Si sa che facendo leva sulla paura, si può imporre anche l’inimmaginabile. Invocando l’emergenza, si possono introdurre leggi che altrimenti incontrerebbero resistenze tenaci. Presentandosi come “salvatori della patria”, si possono decretare norme capaci di immunizzare il potere da qualsivoglia obiezione. L’esempio della Rivoluzione francese è emblematico. Dichiarando la patria in pericolo, si giustificò il massacro dei preti refrattari (quelli che non avevano giurato la costituzione civile del clero) e dei detenuti nelle carceri (in gran parte tali arbitrariamente e per lo più sulla base di sospetti). In realtà, ad essere in pericolo non era la patria, ma la Rivoluzione. Gli avversari della Rivoluzione vengono presentati come nemici della patria. Così giustificando il loro sterminio. Almeno negli ultimi due secoli, le emergenze, fittizie o reali che fossero, sono state l’occasione per imporre cambiamenti rivoluzionari permanenti. Gli esempi storici potrebbero moltiplicarsi. Le emergenze, reali o fittizie che siano, costituiscono un’occasione propizia per estendere il controllo sociale, ed imporre mutamenti radicali nella vita di intere popolazioni. Questo è un dato. Ora, come in altre occasioni, i rischi sono “dietro l’angolo”. Chiunque guardi lucidamente alla situazione attuale se ne avvede. Ed i pericoli derivanti da scenari possibili, a mio avviso, non sono di derive autoritarie, ma molto di più. A ben vedere, si tratta di rischi di “totalitarismo postmoderno”. Sia detto, ovviamente senza alcuna pretesa predittiva, e senza alcuna presunzione di lettura delle intenzioni di chicchessia. Ma solo in via ipotetica. Quanto meno il rischio è che si instauri un regime autorizzativo generalizzato, come, ad esempio, quello che prevede la possibilità di uscire solo per alcune ragioni e non per altre, di raggiungere alcuni luoghi e non altri, di incontrare alcune persone e non altre, oppure solo a condizione di accettare un’applicazione sul proprio telefono cellulare, in grado di tracciare tutti i percorsi fatti, e così via.

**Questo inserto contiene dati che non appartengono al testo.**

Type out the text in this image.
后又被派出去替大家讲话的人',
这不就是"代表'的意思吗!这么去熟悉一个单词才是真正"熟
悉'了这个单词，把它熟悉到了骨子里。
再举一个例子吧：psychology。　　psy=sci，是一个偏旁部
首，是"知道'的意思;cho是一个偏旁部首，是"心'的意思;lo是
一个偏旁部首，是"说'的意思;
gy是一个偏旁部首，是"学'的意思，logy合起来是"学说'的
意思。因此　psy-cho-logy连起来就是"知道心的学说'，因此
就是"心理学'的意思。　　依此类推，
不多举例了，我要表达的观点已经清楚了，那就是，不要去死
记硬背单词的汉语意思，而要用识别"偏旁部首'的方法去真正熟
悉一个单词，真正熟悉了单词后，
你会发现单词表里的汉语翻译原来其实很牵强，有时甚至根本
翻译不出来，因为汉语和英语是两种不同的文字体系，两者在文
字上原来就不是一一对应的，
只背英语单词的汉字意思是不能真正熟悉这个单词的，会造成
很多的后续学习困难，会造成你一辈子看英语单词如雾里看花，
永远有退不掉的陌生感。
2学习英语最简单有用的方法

D’accordo sulle attenzioni a nuovi autoritarismi e centralismi interessati e pianificati, ma anche la nostra democrazia ha dato e sta dando un cattivo esempio di sé, incapace di fare un minimo esame di coscienza . Non è d’accordo?
Un noto teorico del diritto (e della democrazia), Hans Kelsen, ha scritto che la democrazia è un regime politico “senza padri” e che essa comporta necessariamente il relativismo. Un pensatore americano, Richard Rorty, ha affermato di preferire la democrazia alla filosofia, giacché la filosofia resta comunque ancorata alla ricerca della verità, mentre la democrazia ne prescinde. Ovviamente, mi riferisco alla democrazia moderna. Non alla politeia illustrata da Aristotele. Di fronte alle emergenze (più o meno pesanti) si profila la necessità della competenza e della capacità di assumere decisioni gravi ed urgenti (eventualmente non gratificanti sotto il profilo elettorale). Solo per segnalare alcune esigenze, che in fondo le democrazie affrontano, paradossalmente, sospendendo elementi di democrazia ed introducendo elementi allogeni (che potrebbero far pensare, volta a volta, o all’oligarchia o all’aristocrazia). Si tratta di un problema permanente. Anche in questo caso, l’esperienza dovrebbe suggerire la necessità di una riflessione approfondita, di una ricerca ampia ed articolata, in vari campi di studio. Di cui si avverte, invece, la mancanza.   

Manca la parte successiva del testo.